Eğitim sektörü ise, içine düştüğümüz sarmalın ne kadar derinlere indiğini göstermekte. Bir ülke düşünün ki, her yıl yüzbinlerce gencini laiklik karşıtı eğitim kurumlarında okutmayı demokratiklik olarak savunsun ve bunun üzerine bir grup vatandaşının din konusundaki bilgi ihtiyacını bu okullardan mezun olanlar yerine eğitimsiz mollalara devretsin; bir ülke düşünün ki, Hitlerli, Mussolinili, Francolu, Salazarlı ve Stalinli bir emperyal güçler yumağı olan Avrupa'nın yanıbaşında, Ne Mutlu Türk'üm Diyene, diyebilen önderini ve arkadaşlarını yalan yanlış, üretilmiş belgelerle hedef haline getirsin. İşte o ülkede, Necip Fazıl tarihçi de olur, intihalci Eğitim Bakanı da. Benim diyeceğim, Necip Fazıl'ın şiirlerini okumaya devam edelim ama ... Unutmayın, tarihçisi Necip Fazıl olanın burnu şeriattan kurtulmazmış.


  1. Nedendir bilinmez, Başbakanlık ve Genel Kurmay arşivlerinin açılacağına dair herhangi bir adımın atıldığı haberi ise henüz müjdelenmedi.
  2. Bu tür yayınlara kuru propaganda diye bakmayın, İngiltere bu işi büyük bir ciddiyetle yapmış. O kadar ki, Almanlar'a karşı uydurulan propaganda malzemelerini yazanlar arasında Rudyard KIPLING gibi Nobel ödüllü bir yazar bile var.
  3. Necip Fazıl'ın yaşamına dair ayrıntı için, Mina URGAN'ın Bir Dinozorun Anıları adlı kitabına bakmanızı tavsiye ederim.
  4. Bu gerçeği, inşa edilen ve daha sonra özelleştirme kisvesi altında yabancılara "sunulan" sanayi kuruluşlarının listesinden kolayca çıkarsayabiliriz.
  5. Sanırım bu noktada şu soruları sormaya hakkımız var: Gerek teker teker, gerekse toplamları Hariri'den kat ve kat büyük olan Koç ve Sabancı [Holding] bu ihaleye neden girmedi? Anılan holdinglerimiz, kendi ülkelerinin iletişim sektöründeki pek çok segmentin 2026'ya kadar tekeli olarak kalacak olan ve altın yumurtlayan bu şirketi neden almaktan caydı? Bu akıldışı kararın alınmasında kimler, nasıl etkili oldu?

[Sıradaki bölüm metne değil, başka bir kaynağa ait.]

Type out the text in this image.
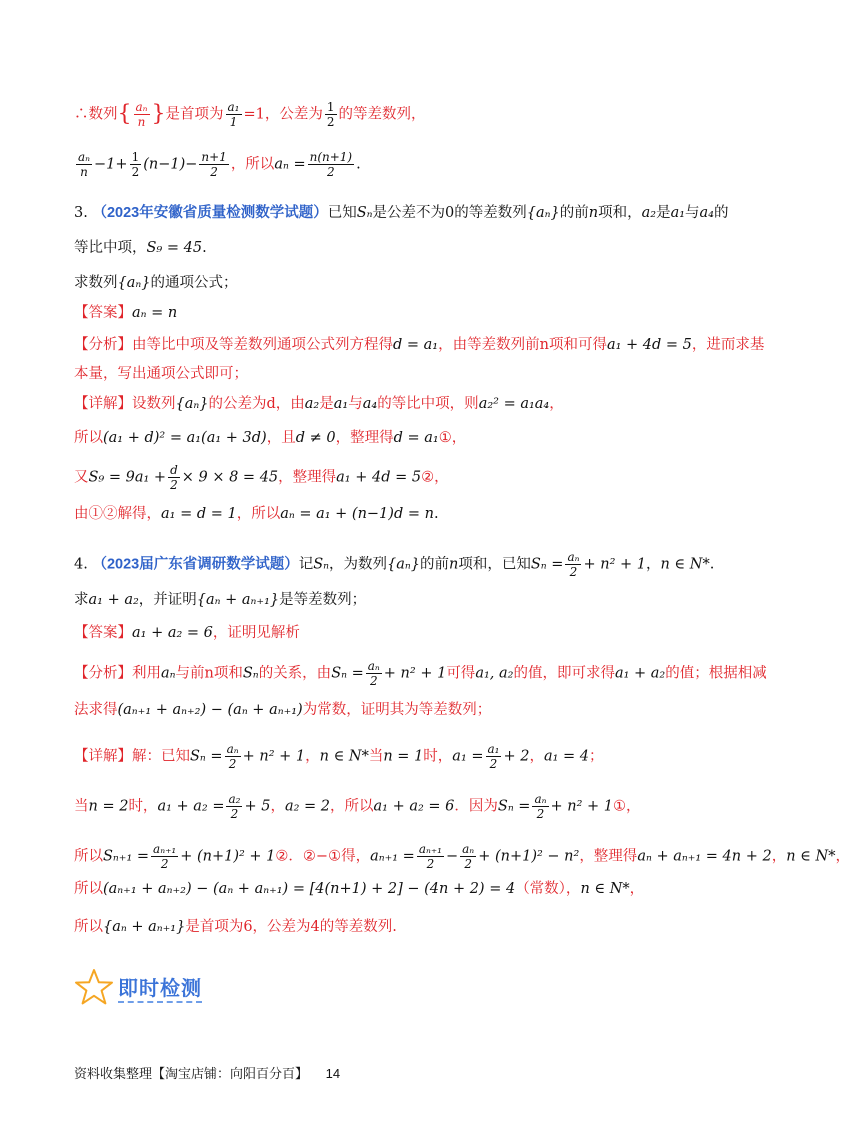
∴数列{ $\frac{\text{aₙ}}{n}$ }是首项为 $\frac{\text{a₁}}{1} =1$，公差为 $\frac{1}{2}$ 的等差数列，
$\frac{\text{aₙ}}{n} -1+ \frac{1}{2} (n-1)- \frac{n+1}{2}$ ，所以$a_n = \frac{n(n+1)}{2}$ .
3. （2023年安徽省质量检测数学试题）已知Sₙ是公差不为0的等差数列{aₙ}的前n项和，a₂是a₁与a₄的
等比中项，S₉ = 45.
求数列{aₙ}的通项公式；
【答案】aₙ = n
【分析】由等比中项及等差数列通项公式列方程得d = a₁，由等差数列前n项和可得a₁ + 4d = 5，进而求基
本量，写出通项公式即可；
【详解】设数列{aₙ}的公差为d，由a₂是a₁与a₄的等比中项，则a₂² = a₁a₄，
所以(a₁ + d)² = a₁(a₁ + 3d)，且d ≠ 0，整理得d = a₁①，
又$S_9 = 9a_1 + \frac{d}{2} \times 9 \times 8 = 45$，整理得a₁ + 4d = 5②，
由①②解得，a₁ = d = 1，所以aₙ = a₁ + (n−1)d = n.
4. （2023届广东省调研数学试题）记Sₙ，为数列{aₙ}的前n项和，已知$S_n = \frac{\text{aₙ}}{2} + n^2 + 1$，n ∈ N*.
求a₁ + a₂，并证明{aₙ + aₙ₊₁}是等差数列；
【答案】a₁ + a₂ = 6，证明见解析
【分析】利用aₙ与前n项和Sₙ的关系，由$S_n = \frac{\text{aₙ}}{2} + n^2 + 1$可得a₁, a₂的值，即可求得a₁ + a₂的值；根据相减
法求得(aₙ₊₁ + aₙ₊₂) − (aₙ + aₙ₊₁)为常数，证明其为等差数列；
【详解】解：已知$S_n = \frac{\text{aₙ}}{2} + n^2 + 1$，n ∈ N*当n = 1时，$a_1 = \frac{\text{a₁}}{2} + 2$，a₁ = 4；
当n = 2时，$a_1 + a_2 = \frac{\text{a₂}}{2} + 5$，a₂ = 2，所以a₁ + a₂ = 6．因为$S_n = \frac{\text{aₙ}}{2} + n^2$ + 1①，
所以$S_{n+1} = \frac{\text{aₙ₊₁}}{2} + (n+1)^2$ + 1②．②−①得，$a_{n+1} = \frac{\text{aₙ₊₁}}{2} - \frac{\text{aₙ}}{2} + (n+1)^2 - n^2$，整理得aₙ + aₙ₊₁ = 4n + 2，n ∈ N*，
所以(aₙ₊₁ + aₙ₊₂) − (aₙ + aₙ₊₁) = [4(n+1) + 2] − (4n + 2) = 4（常数），n ∈ N*，
所以{aₙ + aₙ₊₁}是首项为6，公差为4的等差数列.
即时检测
资料收集整理【淘宝店铺：向阳百分百】 14
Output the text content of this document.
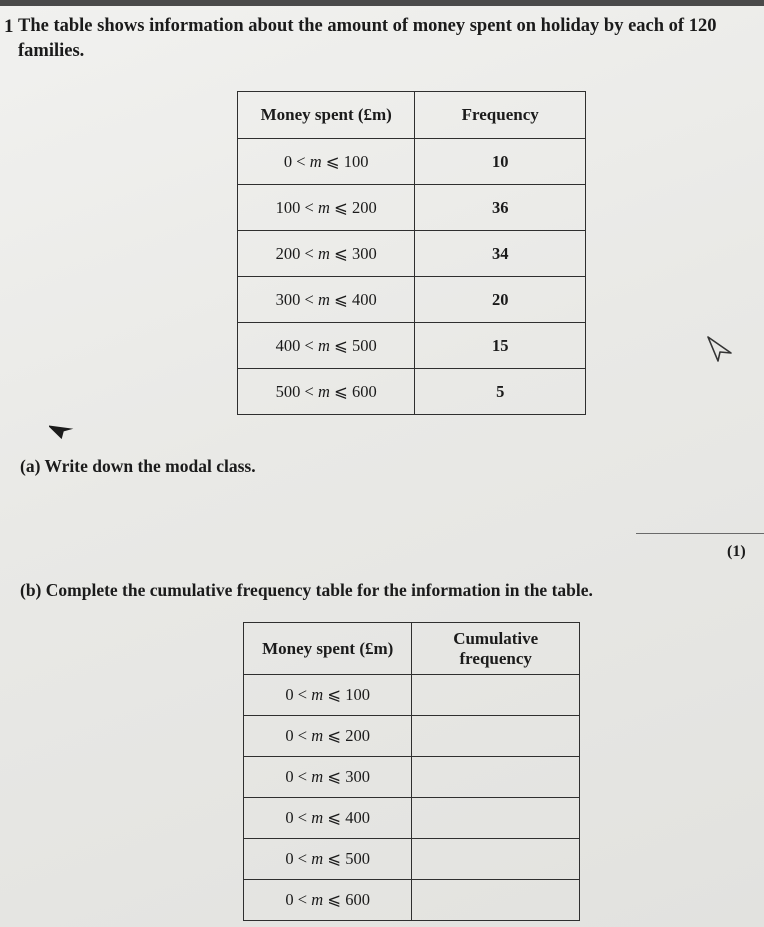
1 The table shows information about the amount of money spent on holiday by each of 120 families.
Money spent (£m)	Frequency
0 < m ⩽ 100	10
100 < m ⩽ 200	36
200 < m ⩽ 300	34
300 < m ⩽ 400	20
400 < m ⩽ 500	15
500 < m ⩽ 600	5
(a) Write down the modal class.
(1)
(b) Complete the cumulative frequency table for the information in the table.
Money spent (£m)	Cumulative
frequency

0 < m ⩽ 100	
0 < m ⩽ 200	
0 < m ⩽ 300	
0 < m ⩽ 400	
0 < m ⩽ 500	
0 < m ⩽ 600	
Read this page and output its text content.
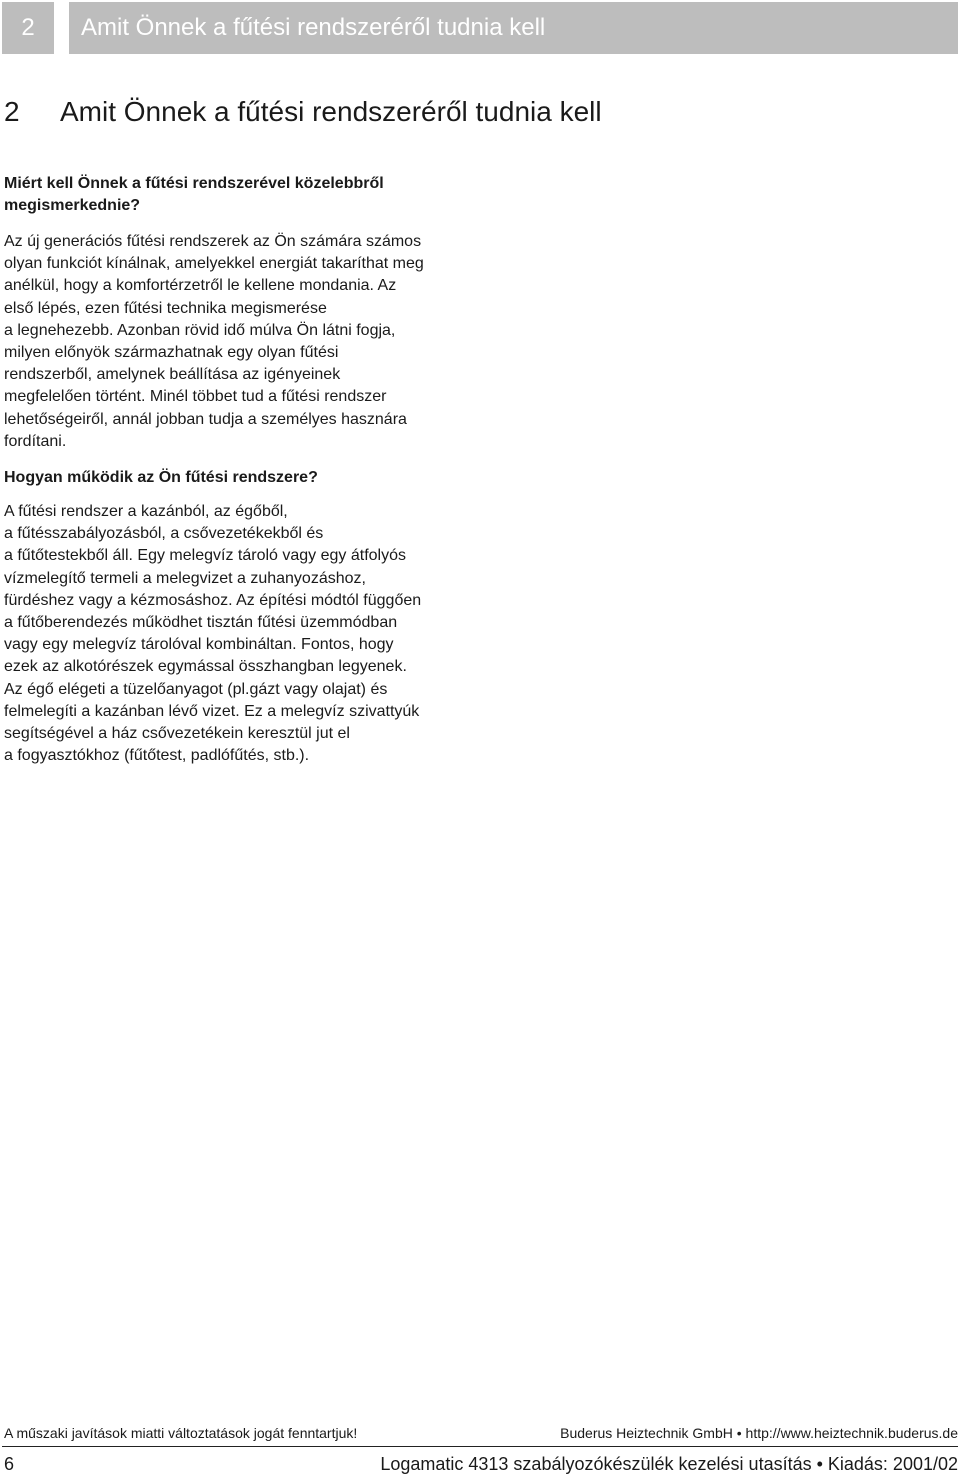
2	Amit Önnek a fűtési rendszeréről tudnia kell
2 Amit Önnek a fűtési rendszeréről tudnia kell
Miért kell Önnek a fűtési rendszerével közelebbről
megismerkednie?

Az új generációs fűtési rendszerek az Ön számára számos
olyan funkciót kínálnak, amelyekkel energiát takaríthat meg
anélkül, hogy a komfortérzetről le kellene mondania. Az
első lépés, ezen fűtési technika megismerése
a legnehezebb. Azonban rövid idő múlva Ön látni fogja,
milyen előnyök származhatnak egy olyan fűtési
rendszerből, amelynek beállítása az igényeinek
megfelelően történt. Minél többet tud a fűtési rendszer
lehetőségeiről, annál jobban tudja a személyes hasznára
fordítani.

Hogyan működik az Ön fűtési rendszere?

A fűtési rendszer a kazánból, az égőből,
a fűtésszabályozásból, a csővezetékekből és
a fűtőtestekből áll. Egy melegvíz tároló vagy egy átfolyós
vízmelegítő termeli a melegvizet a zuhanyozáshoz,
fürdéshez vagy a kézmosáshoz. Az építési módtól függően
a fűtőberendezés működhet tisztán fűtési üzemmódban
vagy egy melegvíz tárolóval kombináltan. Fontos, hogy
ezek az alkotórészek egymással összhangban legyenek.
Az égő elégeti a tüzelőanyagot (pl.gázt vagy olajat) és
felmelegíti a kazánban lévő vizet. Ez a melegvíz szivattyúk
segítségével a ház csővezetékein keresztül jut el
a fogyasztókhoz (fűtőtest, padlófűtés, stb.).

A műszaki javítások miatti változtatások jogát fenntartjuk!	Buderus Heiztechnik GmbH • http://www.heiztechnik.buderus.de
6	Logamatic 4313 szabályozókészülék kezelési utasítás • Kiadás: 2001/02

  6. Nedense bu kıyak, Turkcell, Vodafone ve Avea'ya çekilmemiş. Yani, kamu hazinesini zaafa sokan bu karar, aynı zamanda rekabet eşitsizliği de yaratmış.
  7. Bir başka deyişle, Türk Telekom'un yaptığı sponsorluklar, Seyrantepe'deki stadın isim hakkını satın alması spora destek falan değil; yapılan her şey sokaktaki gariban Mehmet ve Ayşe'nin parasıyla yapıldı.